Inspector Grant nodded his head.
Smithers crossed the room and stood midway between the bed and an open window that looked out on poor Parkington’s lawn.
He pointed downward at the carpet.
“See here, sir. Those little round marks — and here — and here — leading right to the window, sir. And plenty more of them on the ground below accompanied by the print of one shoe which does not show on this carpet.”
“And those marks—” I began.
“They’re from a wooden leg,” Smithers finished.
“But see here,” Fellows cried from beside the window. “How did the beggar get in the house. No man with a wooden leg could climb up here.”
Smithers shook his head.
“No good, sir. It’s really a very easy job. You have the hooks that hold the drain pipe all the way. Both Grant and I tried it and had no trouble at all.”
“Have you tried to follow the trail?” I asked.
“Lor’ bless you, yes, sir. We did that at once. But it leads nowhere. The prints are lost on the stone road less than a hundred feet down the highway.”
We were all bending over those horrible indentations in the carpet when a sound at our backs caused us to look up. In the doorway clad in his pajamas was Captain Wonderly rubbing his eyes and yawning.
“I say, you chaps,” he said, “what’s up?”
Then he caught sight of Parkington’s body and started forward.
“Good heavens! Parkington!” he exclaimed. “What’s wrong with him? Is he hurt?”
“Dead,” I answered briefly.
In a dazed sort of way Wonderly turned his eyes from one to another of us. At last they rested on Smithers, and guided by the constable’s uniform, addressed him as the officer of the law.
“Have you got the man that did this?”
“Not yet,” Smithers replied. “And now, sir, I’ll trouble you to tell me who you are and what you know of this business.”
Wonderly indicated Fellows and me.
“These gentlemen know me,” he said. “My name’s Wonderly. I was a friend of Dr. Parkington. As for what I know of this business — unfortunately I can’t help you a bit.”

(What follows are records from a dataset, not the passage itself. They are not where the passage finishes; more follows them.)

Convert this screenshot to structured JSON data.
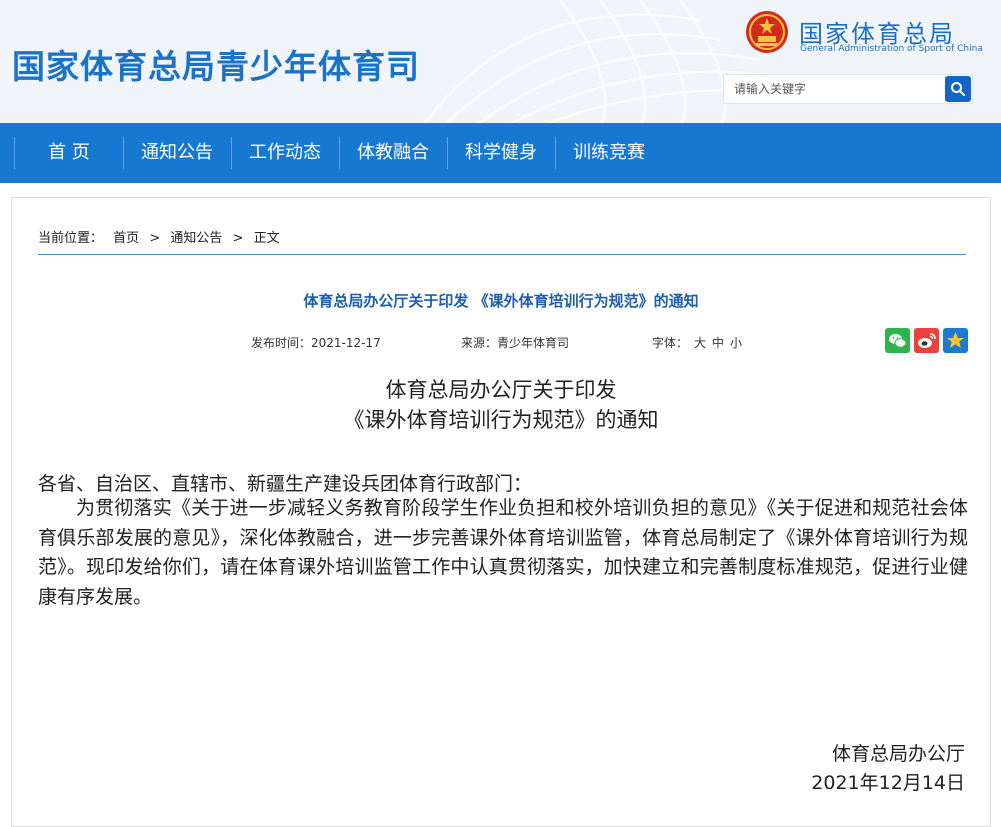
{
  "site": {
    "title": "国家体育总局青少年体育司",
    "brand_cn": "国家体育总局",
    "brand_en": "General Administration of Sport of China"
  },
  "search": {
    "placeholder": "请输入关键字"
  },
  "nav": [
    "首 页",
    "通知公告",
    "工作动态",
    "体教融合",
    "科学健身",
    "训练竞赛"
  ],
  "breadcrumb": {
    "label": "当前位置：",
    "home": "首页",
    "sep": ">",
    "section": "通知公告",
    "current": "正文"
  },
  "article": {
    "title": "体育总局办公厅关于印发 《课外体育培训行为规范》的通知",
    "meta": {
      "date": "发布时间：2021-12-17",
      "source": "来源：青少年体育司",
      "font_label": "字体：",
      "font_large": "大",
      "font_medium": "中",
      "font_small": "小"
    },
    "heading_line1": "体育总局办公厅关于印发",
    "heading_line2": "《课外体育培训行为规范》的通知",
    "salutation": "各省、自治区、直辖市、新疆生产建设兵团体育行政部门：",
    "body": "为贯彻落实《关于进一步减轻义务教育阶段学生作业负担和校外培训负担的意见》《关于促进和规范社会体育俱乐部发展的意见》，深化体教融合，进一步完善课外体育培训监管，体育总局制定了《课外体育培训行为规范》。现印发给你们，请在体育课外培训监管工作中认真贯彻落实，加快建立和完善制度标准规范，促进行业健康有序发展。",
    "signature": "体育总局办公厅",
    "sign_date": "2021年12月14日"
  },
  "share_icons": [
    "wechat-icon",
    "weibo-icon",
    "favorite-star-icon"
  ],
  "colors": {
    "brand_blue": "#1778d2",
    "title_blue": "#1d5fae",
    "header_bg": "#f1f5fa"
  }
}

“You were staying in the house?”
Wonderly looked down significantly at his night clothes.
“I certainly was,” he answered, “in that room across the hall.”
“And you heard nothing? No sound?”
An expression of sorrow — almost of shame passed over Wonderly’s face.
“If I only had,” he replied quietly, “I’ll wager Parkington would be alive now. You see, gentlemen, some years ago I lost the hearing in my right ear. This deficiency doesn’t bother me ordinarily but if I happen to go to sleep on my left ear as I did tonight, I’m as deaf as a post.”
At my suggestion we went downstairs and seated ourselves in the library, leaving the murder chamber and its ghastly inhabitant untouched to await the offices of the coroner. But hardly had we taken our chairs when Fellows jumped to his feet, exclaiming:
“This sitting around when Dr. Parkington’s murderer is making good his escape is too much for me. I’m going to have a look around.”
I put out my hand to stop him but at a signal from Smithers let it fall.
“Let him go,” he said after Fellows had left the room. “It won’t do any good but it won’t do any harm and it may ease the poor lad to be doing something.”